= Wayne County Training School =

Wayne County Training School, alternately known as the Wayne County Training School for Feeble Minded Children or the Wayne County Child Development Center, was a state-funded institution for people with developmental disabilities, located in Northville Township, Michigan. Construction of the institution began in 1923, and it opened in 1926. Expansion on the property continued until 1930. The school closed its doors on October 18, 1974. Most of the buildings were left abandoned until 1998, when the land was sold and the abandoned institution was demolished.

==History==
The Michigan State Training School was found inadequate to provide care for the entire state and the process was started to build the school in 1919. The Board of Superiors appointed committees in 1919 and 1920 to make establishing another institution possible.
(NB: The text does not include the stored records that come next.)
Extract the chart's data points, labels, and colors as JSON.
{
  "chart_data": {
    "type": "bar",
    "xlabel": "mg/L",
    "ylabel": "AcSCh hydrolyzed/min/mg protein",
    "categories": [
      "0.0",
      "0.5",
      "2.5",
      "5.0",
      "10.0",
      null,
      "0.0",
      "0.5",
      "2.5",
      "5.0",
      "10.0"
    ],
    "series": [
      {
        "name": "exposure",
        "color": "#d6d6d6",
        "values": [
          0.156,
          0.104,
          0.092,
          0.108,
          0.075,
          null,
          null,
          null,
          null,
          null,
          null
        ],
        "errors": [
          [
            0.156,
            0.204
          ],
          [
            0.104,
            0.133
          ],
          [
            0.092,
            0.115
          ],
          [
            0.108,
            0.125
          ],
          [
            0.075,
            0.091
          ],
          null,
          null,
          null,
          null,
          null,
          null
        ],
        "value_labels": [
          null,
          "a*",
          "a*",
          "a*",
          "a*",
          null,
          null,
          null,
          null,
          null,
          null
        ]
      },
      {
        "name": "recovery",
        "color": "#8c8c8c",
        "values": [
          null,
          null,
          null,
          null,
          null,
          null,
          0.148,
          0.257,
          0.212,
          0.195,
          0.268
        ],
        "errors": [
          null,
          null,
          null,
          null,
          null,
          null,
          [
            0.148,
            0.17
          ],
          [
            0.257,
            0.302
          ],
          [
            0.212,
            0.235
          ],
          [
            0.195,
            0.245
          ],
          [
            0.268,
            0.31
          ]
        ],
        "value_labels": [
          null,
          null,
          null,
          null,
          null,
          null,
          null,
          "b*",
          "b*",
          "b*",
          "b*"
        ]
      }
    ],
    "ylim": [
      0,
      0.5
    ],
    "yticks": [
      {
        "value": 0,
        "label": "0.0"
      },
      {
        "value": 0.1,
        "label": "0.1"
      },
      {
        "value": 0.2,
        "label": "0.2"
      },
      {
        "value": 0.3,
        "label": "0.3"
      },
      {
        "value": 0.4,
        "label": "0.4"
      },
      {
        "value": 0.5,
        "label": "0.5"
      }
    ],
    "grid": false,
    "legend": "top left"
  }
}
After investigation, the committees concluded that two more individuals were in need of care than once thought. Out of 568 children recommended for institutional commitment, only 111 could be accommodated at the Michigan State Training School in Lapeer. Hundreds more were found to be at large due to the lack of proper accommodations.
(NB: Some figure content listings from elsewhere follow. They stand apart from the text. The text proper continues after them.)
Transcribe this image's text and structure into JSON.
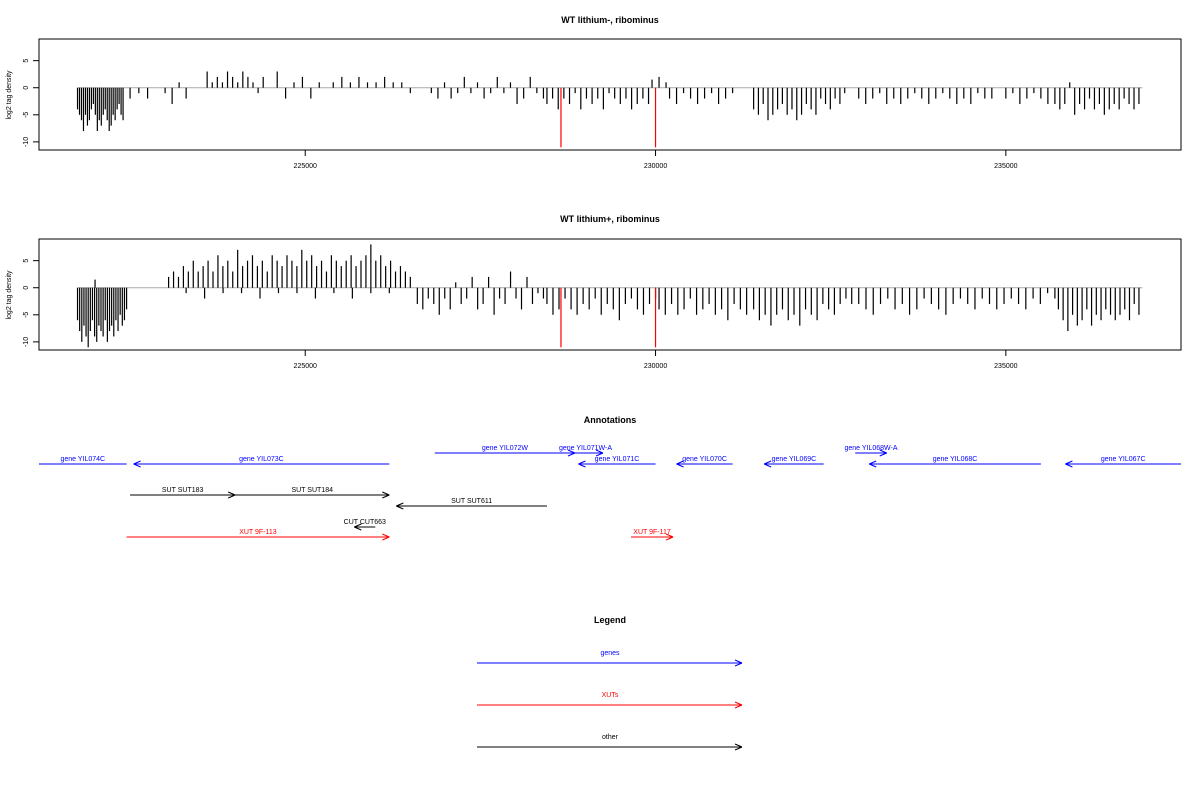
{
  "chart_data": [
    {
      "type": "bar",
      "title": "WT lithium-, ribominus",
      "ylabel": "log2 tag density",
      "xlim": [
        221200,
        237500
      ],
      "ylim": [
        -11.5,
        9
      ],
      "xticks": [
        225000,
        230000,
        235000
      ],
      "yticks": [
        -10,
        -5,
        0,
        5
      ],
      "series": [
        {
          "color": "#000000",
          "segments": [
            {
              "x0": 221750,
              "x1": 222400,
              "values": [
                -4,
                -5,
                -6,
                -8,
                -5,
                -7,
                -6,
                -4,
                -3,
                -5,
                -8,
                -6,
                -7,
                -5,
                -4,
                -6,
                -8,
                -7,
                -5,
                -6,
                -4,
                -3,
                -5,
                -6
              ]
            },
            {
              "x0": 222500,
              "x1": 222750,
              "values": [
                -2,
                -1,
                -2
              ]
            },
            {
              "x0": 223000,
              "x1": 223300,
              "values": [
                -1,
                -3,
                1,
                -2
              ]
            },
            {
              "x0": 223600,
              "x1": 224400,
              "values": [
                3,
                1,
                2,
                1,
                3,
                2,
                1,
                3,
                2,
                1,
                -1,
                2
              ]
            },
            {
              "x0": 224600,
              "x1": 225200,
              "values": [
                3,
                -2,
                1,
                2,
                -2,
                1
              ]
            },
            {
              "x0": 225400,
              "x1": 226500,
              "values": [
                1,
                2,
                1,
                2,
                1,
                1,
                2,
                1,
                1,
                -1
              ]
            },
            {
              "x0": 226800,
              "x1": 228400,
              "values": [
                -1,
                -2,
                1,
                -2,
                -1,
                2,
                -1,
                1,
                -2,
                -1,
                2,
                -1,
                1,
                -3,
                -2,
                2,
                -1,
                -2
              ]
            },
            {
              "x0": 228450,
              "x1": 229900,
              "values": [
                -3,
                -2,
                -4,
                -2,
                -3,
                -1,
                -4,
                -2,
                -3,
                -2,
                -4,
                -1,
                -2,
                -3,
                -2,
                -4,
                -3,
                -2,
                -3
              ]
            },
            {
              "x0": 229950,
              "x1": 230150,
              "values": [
                1.5,
                2,
                1
              ]
            },
            {
              "x0": 230200,
              "x1": 231100,
              "values": [
                -2,
                -3,
                -1,
                -2,
                -3,
                -2,
                -1,
                -3,
                -2,
                -1
              ]
            },
            {
              "x0": 231400,
              "x1": 232700,
              "values": [
                -4,
                -5,
                -3,
                -6,
                -5,
                -4,
                -3,
                -5,
                -4,
                -6,
                -5,
                -3,
                -4,
                -5,
                -2,
                -3,
                -4,
                -2,
                -3,
                -1
              ]
            },
            {
              "x0": 232900,
              "x1": 234800,
              "values": [
                -2,
                -3,
                -2,
                -1,
                -3,
                -2,
                -3,
                -2,
                -1,
                -2,
                -3,
                -2,
                -1,
                -2,
                -3,
                -2,
                -3,
                -1,
                -2,
                -2
              ]
            },
            {
              "x0": 235000,
              "x1": 235600,
              "values": [
                -2,
                -1,
                -3,
                -2,
                -1,
                -2,
                -3
              ]
            },
            {
              "x0": 235700,
              "x1": 236900,
              "values": [
                -3,
                -4,
                -3,
                1,
                -5,
                -3,
                -4,
                -2,
                -4,
                -3,
                -5,
                -4,
                -3,
                -4,
                -2,
                -3,
                -4,
                -3
              ]
            }
          ]
        },
        {
          "color": "#ff0000",
          "spikes": [
            {
              "x": 228650,
              "y": -11
            },
            {
              "x": 230000,
              "y": -11
            }
          ]
        }
      ]
    },
    {
      "type": "bar",
      "title": "WT lithium+, ribominus",
      "ylabel": "log2 tag density",
      "xlim": [
        221200,
        237500
      ],
      "ylim": [
        -11.5,
        9
      ],
      "xticks": [
        225000,
        230000,
        235000
      ],
      "yticks": [
        -10,
        -5,
        0,
        5
      ],
      "series": [
        {
          "color": "#000000",
          "segments": [
            {
              "x0": 221750,
              "x1": 222450,
              "values": [
                -6,
                -8,
                -10,
                -7,
                -9,
                -11,
                -8,
                -6,
                -9,
                -10,
                -7,
                -8,
                -9,
                -6,
                -10,
                -8,
                -7,
                -9,
                -6,
                -8,
                -5,
                -7,
                -6,
                -4
              ]
            },
            {
              "x0": 221950,
              "x1": 222050,
              "values": [
                1.5
              ]
            },
            {
              "x0": 223050,
              "x1": 226500,
              "values": [
                2,
                3,
                2,
                4,
                3,
                5,
                3,
                4,
                5,
                3,
                6,
                4,
                5,
                3,
                7,
                4,
                5,
                6,
                4,
                5,
                3,
                6,
                5,
                4,
                6,
                5,
                4,
                7,
                5,
                6,
                4,
                5,
                3,
                6,
                5,
                4,
                5,
                6,
                4,
                5,
                6,
                8,
                5,
                6,
                4,
                5,
                3,
                4,
                3,
                2
              ]
            },
            {
              "x0": 223300,
              "x1": 226200,
              "values": [
                -1,
                -2,
                -1,
                -1,
                -2,
                -1,
                -1,
                -2,
                -1,
                -2,
                -1,
                -1
              ]
            },
            {
              "x0": 226600,
              "x1": 228400,
              "values": [
                -3,
                -4,
                -2,
                -3,
                -5,
                -2,
                -4,
                1,
                -3,
                -2,
                2,
                -4,
                -3,
                2,
                -5,
                -2,
                -3,
                3,
                -2,
                -4,
                2,
                -3,
                -1,
                -2
              ]
            },
            {
              "x0": 228450,
              "x1": 230000,
              "values": [
                -3,
                -5,
                -4,
                -2,
                -4,
                -5,
                -3,
                -4,
                -2,
                -5,
                -3,
                -4,
                -6,
                -3,
                -2,
                -4,
                -5,
                -3,
                -2
              ]
            },
            {
              "x0": 230050,
              "x1": 231300,
              "values": [
                -4,
                -5,
                -3,
                -5,
                -4,
                -2,
                -5,
                -4,
                -3,
                -5,
                -4,
                -6,
                -3,
                -4,
                -5
              ]
            },
            {
              "x0": 231400,
              "x1": 232800,
              "values": [
                -4,
                -6,
                -5,
                -7,
                -5,
                -4,
                -6,
                -5,
                -7,
                -4,
                -5,
                -6,
                -3,
                -4,
                -5,
                -3,
                -2,
                -3
              ]
            },
            {
              "x0": 232900,
              "x1": 235700,
              "values": [
                -3,
                -4,
                -5,
                -3,
                -2,
                -4,
                -3,
                -5,
                -4,
                -2,
                -3,
                -4,
                -5,
                -3,
                -2,
                -3,
                -4,
                -2,
                -3,
                -4,
                -3,
                -2,
                -3,
                -4,
                -2,
                -3,
                -1,
                -2
              ]
            },
            {
              "x0": 235750,
              "x1": 236900,
              "values": [
                -4,
                -6,
                -8,
                -5,
                -7,
                -6,
                -4,
                -7,
                -5,
                -6,
                -4,
                -5,
                -6,
                -5,
                -4,
                -6,
                -3,
                -5
              ]
            }
          ]
        },
        {
          "color": "#ff0000",
          "spikes": [
            {
              "x": 228650,
              "y": -11
            },
            {
              "x": 230000,
              "y": -11
            }
          ]
        }
      ]
    }
  ],
  "annotations": {
    "title": "Annotations",
    "items": [
      {
        "label": "gene YIL074C",
        "start": 221200,
        "end": 222450,
        "row": 0,
        "strand": "+",
        "color": "#0000ff",
        "arrow": false
      },
      {
        "label": "gene YIL073C",
        "start": 222550,
        "end": 226200,
        "row": 0,
        "strand": "-",
        "color": "#0000ff",
        "arrow": true
      },
      {
        "label": "gene YIL072W",
        "start": 226850,
        "end": 228850,
        "row": -1,
        "strand": "+",
        "color": "#0000ff",
        "arrow": true
      },
      {
        "label": "gene YIL071W-A",
        "start": 228750,
        "end": 229250,
        "row": -1,
        "strand": "+",
        "color": "#0000ff",
        "arrow": true
      },
      {
        "label": "gene YIL071C",
        "start": 228900,
        "end": 230000,
        "row": 0,
        "strand": "-",
        "color": "#0000ff",
        "arrow": true
      },
      {
        "label": "gene YIL070C",
        "start": 230300,
        "end": 231100,
        "row": 0,
        "strand": "-",
        "color": "#0000ff",
        "arrow": true
      },
      {
        "label": "gene YIL069C",
        "start": 231550,
        "end": 232400,
        "row": 0,
        "strand": "-",
        "color": "#0000ff",
        "arrow": true
      },
      {
        "label": "gene YIL068W-A",
        "start": 232850,
        "end": 233300,
        "row": -1,
        "strand": "+",
        "color": "#0000ff",
        "arrow": true
      },
      {
        "label": "gene YIL068C",
        "start": 233050,
        "end": 235500,
        "row": 0,
        "strand": "-",
        "color": "#0000ff",
        "arrow": true
      },
      {
        "label": "gene YIL067C",
        "start": 235850,
        "end": 237500,
        "row": 0,
        "strand": "-",
        "color": "#0000ff",
        "arrow": true
      },
      {
        "label": "SUT SUT183",
        "start": 222500,
        "end": 224000,
        "row": 1,
        "strand": "+",
        "color": "#000000",
        "arrow": true
      },
      {
        "label": "SUT SUT184",
        "start": 224000,
        "end": 226200,
        "row": 1,
        "strand": "+",
        "color": "#000000",
        "arrow": true
      },
      {
        "label": "SUT SUT611",
        "start": 226300,
        "end": 228450,
        "row": 2,
        "strand": "-",
        "color": "#000000",
        "arrow": true
      },
      {
        "label": "CUT CUT663",
        "start": 225700,
        "end": 226000,
        "row": 3,
        "strand": "-",
        "color": "#000000",
        "arrow": true
      },
      {
        "label": "XUT 9F-113",
        "start": 222450,
        "end": 226200,
        "row": 4,
        "strand": "+",
        "color": "#ff0000",
        "arrow": true
      },
      {
        "label": "XUT 9F-117",
        "start": 229650,
        "end": 230250,
        "row": 4,
        "strand": "+",
        "color": "#ff0000",
        "arrow": true
      }
    ]
  },
  "legend": {
    "title": "Legend",
    "items": [
      {
        "label": "genes",
        "color": "#0000ff"
      },
      {
        "label": "XUTs",
        "color": "#ff0000"
      },
      {
        "label": "other",
        "color": "#000000"
      }
    ]
  }
}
After complaining to other institutions in the nation, the Board of Superiors recommended that a bond issue of $1,000,000 be authorized to construct the school. In November 1922, voters approved the construction of the training institution almost two votes to one. William H. Maybury, who previously invested in numerous projects in the surrounding community, actively supported and funded the school's construction. It is estimated that his gifts for the Training School totaled $2 million.
On February 14, 1923, 905 acres were purchased in Northville Township, and another 105 acres were purchased shortly after.
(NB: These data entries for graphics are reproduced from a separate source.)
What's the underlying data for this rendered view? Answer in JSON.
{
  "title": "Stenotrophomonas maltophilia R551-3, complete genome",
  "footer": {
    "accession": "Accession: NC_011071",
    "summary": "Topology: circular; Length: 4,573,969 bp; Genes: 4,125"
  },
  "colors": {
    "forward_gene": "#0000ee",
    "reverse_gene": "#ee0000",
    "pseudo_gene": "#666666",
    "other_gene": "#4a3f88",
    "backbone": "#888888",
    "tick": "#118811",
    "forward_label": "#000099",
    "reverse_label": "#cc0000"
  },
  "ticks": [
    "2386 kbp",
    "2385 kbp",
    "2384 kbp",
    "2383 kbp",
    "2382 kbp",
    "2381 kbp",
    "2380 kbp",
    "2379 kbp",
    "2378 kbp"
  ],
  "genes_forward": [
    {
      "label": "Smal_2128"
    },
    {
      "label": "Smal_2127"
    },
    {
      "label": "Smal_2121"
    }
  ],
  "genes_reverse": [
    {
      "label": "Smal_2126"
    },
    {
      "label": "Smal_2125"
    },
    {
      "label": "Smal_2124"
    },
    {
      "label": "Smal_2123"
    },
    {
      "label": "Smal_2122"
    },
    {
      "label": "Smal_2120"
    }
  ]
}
Upon completion, the Wayne County Training School could accommodate 800 children. The buildings built on the property included 16 dormitories, school, building, an assembly hall, hospital, an administration building, and several auxiliary buildings. The institution's name was changed to the Wayne County Child Development Center July 1, 1966.

===Eugenics===
On May 23, 1923, Michigan Governor Fred Green signed the state's sterilization bill. This made sterilization for anyone deemed feeble minded mandatory with court order. The school was used to enforce the state's eugenics law, though fewer forced sterilizations took place in Wayne County. At the Lapeer Home and Training School, a total of 216 males and 688 females underwent sterililization surgery by 1934. From 1930 to 1934, 14 boys and 47 girls institutionalized at the Wayne County Training School were ‘rendered incapable of passing on their defects to a new generation’.

===Plymouth State Home and Training School===
On October 18, 1956, plans to build an additional facility on the Wayne County School's property were revealed. Able to accommodate 2,500 patients, the Plymouth State Home and Training School covered 250 acres of land which would have originally been turned over to the state. In 1972, the name was changed to Plymouth Center for Human Development.

==Closing==
At the time of its closing, the school consisted of 35 buildings. It is estimated that the total cost of the school was around $3 million. In 1977, Governor William G. Milliken asked to use the school's buildings as state prisons. Aside from the Wayne County school, the St. Augustine's Seminary in Saugatuck, the J.L. Hudson Co. warehouse in Detroit, and the Kincheloe Air Force Base in Sault Ste. Marie were proposed to be converted into correctional facilities as well. The Wayne County Training School could have held 500 inmates, though renovations and furnishings would have cost up to 2 million alone. Efforts to convert the abandoned buildings to a prison failed.

For a brief period after the institution was shut down, a few buildings were used by Northville Township for offices as well as a police station. One building, known as Cottage 12, was seasonally used by the Northville/Plymouth company Jaycees during the 1980s as a haunted house. Adjacent grounds were used as fields for Northville youth soccer programs until their sale to developers in 1998.